Makassar — kebohongan dilakukan oleh Kanit Tahban Polrestabes Makassar, Muhammad Rivai, saat menghadiri mediasi yang dipimpin langsung oleh Kapolrestabes Makassar pada Jumat (7/11/2025). Dalam forum tersebut, Rivai dikabarkan menyampaikan bahwa putusan perdata terkait perkara tanah antara Ishak Hamzah dan Hj. Wafia Syahrir telah dimenangkan oleh pihak Wafia.
Namun, pernyataan tersebut langsung dibantah oleh Ishak Hamzah selaku ahli waris, dan Mahmud, Ketua LSM Perak. Keduanya menegaskan bahwa putusan perdata dimaksud berstatus Dalam eksepsi menolak tergugat dan turut tergugat BPN untuk seluruhya Dan penggugat menolak seluruhnya Dalam pokok perkara, bukan dimenangkan oleh pihak lawan.
> “Saudara Rivai telah memberikan informasi yang keliru di hadapan Kapolrestabes. Putusan NO bukanlah kemenangan bagi pihak mana pun,” ujar Mahmud di lobi Polrestabes Makassar, didampingi Ishak Hamzah dan sejumlah awak media.
Pertemuan di ruang Kapolrestabes tersebut merupakan undangan resmi untuk membahas persoalan hukum yang telah menjerat Ishak Hamzah sejak tahun 2012. Dalam kesempatan itu, Ishak menyampaikan bahwa kasus yang ia laporkan sejak lama terkait dugaan penipuan, penggelapan, dan pemalsuan dokumen oleh H. Abd. Rahmat alias H. Beddu, hingga kini belum mendapatkan kejelasan hukum yang adil.

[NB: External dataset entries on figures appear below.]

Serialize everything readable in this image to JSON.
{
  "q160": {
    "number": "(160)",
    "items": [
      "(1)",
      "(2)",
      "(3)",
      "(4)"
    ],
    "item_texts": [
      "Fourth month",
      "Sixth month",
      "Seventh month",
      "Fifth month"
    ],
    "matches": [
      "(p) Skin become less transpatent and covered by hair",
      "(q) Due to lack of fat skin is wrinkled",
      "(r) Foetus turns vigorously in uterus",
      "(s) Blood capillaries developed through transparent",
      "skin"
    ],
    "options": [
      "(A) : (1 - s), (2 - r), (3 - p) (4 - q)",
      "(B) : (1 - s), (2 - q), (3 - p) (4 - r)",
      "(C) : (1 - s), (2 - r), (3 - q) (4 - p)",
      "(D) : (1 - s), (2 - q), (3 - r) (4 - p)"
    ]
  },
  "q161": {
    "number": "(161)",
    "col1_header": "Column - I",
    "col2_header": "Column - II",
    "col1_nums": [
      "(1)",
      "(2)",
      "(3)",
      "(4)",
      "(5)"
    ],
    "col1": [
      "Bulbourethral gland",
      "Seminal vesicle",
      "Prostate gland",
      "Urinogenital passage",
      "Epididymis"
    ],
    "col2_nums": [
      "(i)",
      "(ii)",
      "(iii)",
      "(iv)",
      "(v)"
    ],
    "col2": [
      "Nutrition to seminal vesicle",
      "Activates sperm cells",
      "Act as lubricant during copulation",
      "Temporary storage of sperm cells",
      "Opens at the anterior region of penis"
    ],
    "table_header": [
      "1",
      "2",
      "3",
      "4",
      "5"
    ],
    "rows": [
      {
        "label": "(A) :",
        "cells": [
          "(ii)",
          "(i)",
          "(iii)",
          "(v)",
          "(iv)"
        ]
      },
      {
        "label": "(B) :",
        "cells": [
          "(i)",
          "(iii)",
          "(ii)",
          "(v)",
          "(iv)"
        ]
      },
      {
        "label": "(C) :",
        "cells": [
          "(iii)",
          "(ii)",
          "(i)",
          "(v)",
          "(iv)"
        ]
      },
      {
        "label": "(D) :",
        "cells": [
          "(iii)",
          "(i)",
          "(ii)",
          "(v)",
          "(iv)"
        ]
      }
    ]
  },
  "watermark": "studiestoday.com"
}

> “Saya melapor sejak 2012, tapi laporan itu dianggap kadaluarsa. Sementara saya sendiri pernah ditahan selama 58 hari atas laporan pihak yang justru diduga melakukan pemalsuan dokumen,” ungkap Ishak.
Kuasa hukum Ishak Hamzah, Salim Agung S,H.
Kemenangan pra-peradilan yang diperoleh Ishak Hamzah disebut menjadi titik terang dari dugaan penyalahgunaan kewenangan oleh oknum penyidik Polrestabes Makassar dan Polda Sulsel yang telah berlangsung sejak lama.
Menurut Ishak, permasalahan ini bermula dari laporan Hj. Wafia Syahrir pada tahun 2021 yang menuduhnya melakukan penyerobotan tanah. Namun, Ishak menilai penyidik tidak cermat dalam memeriksa asal-usul sertifikat hak milik (SHM) milik pelapor.
> “Sebelum memeriksa dokumen warisan saya, penyidik seharusnya meneliti dulu SHM Hj. Wafia yang katanya tanah eks verponding. Padahal berdasarkan data Ipeda dan Bapenda, tanah itu berstatus CI dan merupakan warisan keluarga saya,” jelas Ishak.
Lebih lanjut, Ishak menuding penyidik memaksakan penerapan Pasal 167 KUHP dan Pasal 263 ayat (2) KUHP. Dalam gelar perkara di Wasidik Polda Sulsel tahun 2022, seorang peserta gelar, Kompol Agus Khaerul (kini AKBP), menemukan adanya perbedaan Persil 21 dan Persil 31 dalam dokumen tanah milik Ishak — yang ternyata hanya merupakan kesalahan pengetikan dari pengadilan agama, bukan pemalsuan.
Meski fakta tersebut sudah jelas, penyidik disebut tetap melanjutkan perkara tanpa mempertimbangkan bukti pembelaan. Bahkan, Ishak menduga ada rekayasa barang bukti pada tahun 2025, ketika penyidik diduga memindahkan dokumen untuk tetap menjerat dirinya dengan pasal pemalsuan.
> “Barang bukti yang digunakan hanya hasil scan, tapi tetap dijadikan dasar hukum untuk menjerat saya,” tambahnya.
Sejumlah pengamat hukum menilai kasus ini mencerminkan lemahnya sistem pengawasan internal di tubuh Polri, khususnya dalam penanganan perkara pertanahan. Bila dugaan manipulasi dan penyalahgunaan wewenang ini terbukti, maka hal itu bukan hanya mencederai rasa keadilan, tetapi juga merusak citra kepolisian di mata publik.